Tennis Van Debates: Greatest Champion of All-Time.

One of my favorite college activities was riding in the tennis van to and from away tennis matches.  Now, it should be noted, that the van was cramped, uncomfortable, and smelled like half a dozen 20 year old boys whose mothers weren't around to make sure they showered and did their laundry--but for all its physical shortcomings, that tennis van cultivated the life of the mind like no other space on campus.

Over the next few weeks, this blog will be remembering some of the greatest debates that were waged on the benches of the tennis van.  Today, we remember the 'Greatest Champion' debate of 2007.  (If you have no interest in tennis, you may want to skip the next paragraph, with the assumption that tennis folks can't agree on who is the best for a plethora of reasons)

A bit of background for those who are not familiar with tennis: If you ask 5 tennis players who the greatest tennis champion is of all time, you will get 5 different answers, with 5 different rubrics for assigning greatness. Every sport has a debate of this kind, but no other sport has this complex a debate when it comes to greatest champion, because while in golf one could point to Jack Nicklaus' 18 majors or Sam Snead's 82 professional wins or Bobby Jones' double grand-slam, tennis record keeping is more nuanced because it is played on three dramatically different surfaces that historically have produced three different sets of champions.  So much so, that in the last 40 years, there have only been three men to win a major championship on all three surfaces (Agassi, Federer, Nadal).  For some, this limits the discussion to these three players and since Federer has 4 more than Nadal and 7 more than Agassi, that makes him the GOAT, but, he has a losing record to Nadal, can he be better than the player who has owned him for the last decade?  And where does Sampras fall on the list?  He has the second most slam wins, but never won at Rolland Garros.  And while Agassi has less than these four, he is the only won with an Olympic Gold Medal... And this is just the Open Era.  What do we do with the great champions of the past like Rod Laver and Roy Emerson.  Yes, the Greatest Champion discussion is more murky in tennis than in any other professional sport, and this is the debate we had over the course of three or four trips my freshman year.

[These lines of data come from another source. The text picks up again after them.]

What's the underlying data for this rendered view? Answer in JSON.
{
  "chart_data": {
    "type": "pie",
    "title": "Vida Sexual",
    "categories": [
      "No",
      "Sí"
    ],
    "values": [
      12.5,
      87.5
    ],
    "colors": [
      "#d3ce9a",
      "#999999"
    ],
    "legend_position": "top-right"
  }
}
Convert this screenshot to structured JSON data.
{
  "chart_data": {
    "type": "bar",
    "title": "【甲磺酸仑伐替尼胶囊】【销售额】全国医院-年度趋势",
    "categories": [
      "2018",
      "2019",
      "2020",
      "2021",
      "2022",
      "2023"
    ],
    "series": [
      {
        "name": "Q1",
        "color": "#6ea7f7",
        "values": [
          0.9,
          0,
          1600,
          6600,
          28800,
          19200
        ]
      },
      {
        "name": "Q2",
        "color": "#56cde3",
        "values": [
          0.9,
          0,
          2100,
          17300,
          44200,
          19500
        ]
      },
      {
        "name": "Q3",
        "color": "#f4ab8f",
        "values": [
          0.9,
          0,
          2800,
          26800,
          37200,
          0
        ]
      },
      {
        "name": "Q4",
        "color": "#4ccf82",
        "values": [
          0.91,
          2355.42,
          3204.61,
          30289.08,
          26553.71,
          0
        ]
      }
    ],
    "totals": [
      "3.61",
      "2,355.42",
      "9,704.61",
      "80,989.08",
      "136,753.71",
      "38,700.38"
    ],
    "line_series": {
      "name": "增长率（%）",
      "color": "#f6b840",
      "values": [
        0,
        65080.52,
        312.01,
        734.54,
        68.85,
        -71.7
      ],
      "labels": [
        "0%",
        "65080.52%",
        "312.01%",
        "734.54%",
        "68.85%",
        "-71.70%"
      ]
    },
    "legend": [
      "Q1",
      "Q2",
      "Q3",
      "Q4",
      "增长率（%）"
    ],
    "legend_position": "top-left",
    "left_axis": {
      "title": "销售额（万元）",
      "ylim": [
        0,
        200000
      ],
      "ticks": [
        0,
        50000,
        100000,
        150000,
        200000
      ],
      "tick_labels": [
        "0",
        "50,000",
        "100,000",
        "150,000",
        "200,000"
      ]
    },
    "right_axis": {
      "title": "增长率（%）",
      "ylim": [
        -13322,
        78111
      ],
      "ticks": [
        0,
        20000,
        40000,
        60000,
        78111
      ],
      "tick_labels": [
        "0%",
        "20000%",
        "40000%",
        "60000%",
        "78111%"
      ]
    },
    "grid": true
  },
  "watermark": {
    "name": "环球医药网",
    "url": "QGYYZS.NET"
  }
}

I have just explained why this debate is murky, now let me tell you why the clear choice for greatest tennis champion of all time is Andre Agassi.

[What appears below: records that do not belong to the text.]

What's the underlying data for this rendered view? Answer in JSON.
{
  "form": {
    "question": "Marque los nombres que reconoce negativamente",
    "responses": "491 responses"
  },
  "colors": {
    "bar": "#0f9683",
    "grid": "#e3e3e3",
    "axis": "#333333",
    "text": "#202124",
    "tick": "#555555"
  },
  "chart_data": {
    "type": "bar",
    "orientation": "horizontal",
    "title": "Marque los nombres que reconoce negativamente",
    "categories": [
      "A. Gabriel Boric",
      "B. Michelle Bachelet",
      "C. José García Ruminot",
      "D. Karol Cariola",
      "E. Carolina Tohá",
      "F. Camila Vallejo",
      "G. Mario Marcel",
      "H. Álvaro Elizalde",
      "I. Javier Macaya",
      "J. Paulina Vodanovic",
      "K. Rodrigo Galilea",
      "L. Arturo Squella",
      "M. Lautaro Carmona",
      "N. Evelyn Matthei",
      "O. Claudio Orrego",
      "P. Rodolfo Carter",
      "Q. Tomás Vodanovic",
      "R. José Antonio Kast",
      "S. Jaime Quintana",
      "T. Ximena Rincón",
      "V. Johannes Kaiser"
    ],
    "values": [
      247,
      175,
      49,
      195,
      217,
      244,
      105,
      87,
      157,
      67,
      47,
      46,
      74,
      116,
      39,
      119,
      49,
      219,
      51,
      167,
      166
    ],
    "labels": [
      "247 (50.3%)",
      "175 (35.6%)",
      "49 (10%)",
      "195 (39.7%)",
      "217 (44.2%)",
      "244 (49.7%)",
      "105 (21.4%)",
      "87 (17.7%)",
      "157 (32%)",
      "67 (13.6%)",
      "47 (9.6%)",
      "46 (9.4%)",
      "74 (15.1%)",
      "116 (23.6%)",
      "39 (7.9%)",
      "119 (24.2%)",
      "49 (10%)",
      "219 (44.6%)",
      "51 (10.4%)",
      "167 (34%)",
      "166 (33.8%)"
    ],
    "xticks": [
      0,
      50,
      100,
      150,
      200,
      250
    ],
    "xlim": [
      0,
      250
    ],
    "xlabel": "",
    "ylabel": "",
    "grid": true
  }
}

I have been re-reading Gordon McDonald's 'Ordering Your Private World.'  And in this text, McDonald describes the danger of premature success.  He writes, "Premature success is often more of an obstacle than a help.  The premature succeeder is usually a fast learner, able to aquire expertise with minimal effort...And he may conclude that he can do anything he sets his mind to, because things come easily to him."  

Andre Agassi is quite possibly the most gifted tennis player to ever live.  I recently came across a youtube channel that has 500 recorded matches from the late 90s and early 2000s, and I am amazed even now at just how good Andre Agassi was at returning serve and the ease by which he moved from defense to offense.  In the early 90s, he was ranked in the top-10, won Wimbledon, the US Openn, and dozens of ATP tour events all while addicted to cocaine and "hating" to play tennis.  His ranking dropped during the mid-90s as his personal life spiraled out of control, but he still managed to sneak out an Aussie Open championship in 95 and a Gold Medal in 96.  After winning Gold, living out of control caught up with him and he fell out of the top 150 in the world (164 at his lowest).  

At this point, the assumption was that Andre Agassi, much like Marcello Rios, Marat Safin, and Guillermo Corea, was a fast starter with premature success and wouldn't be heard from again.

But in 1999, he came back, won two slams and reestablished himself as the #1 player in the world.  The premature succeeder became a champion whose victories were the result of endurance and discipline, not talent.  He finished his career the only player to have won the career grand slam and an Olympic Gold Medal, but more important than his raw statistics is the narrative of how an undisciplined fast starter, who was accidentally one of the best players in the world became a bum on the circuit, but found new life and a second career after disciplining himself.

That being said, Federer and Nadal would also be accepted as correct answers.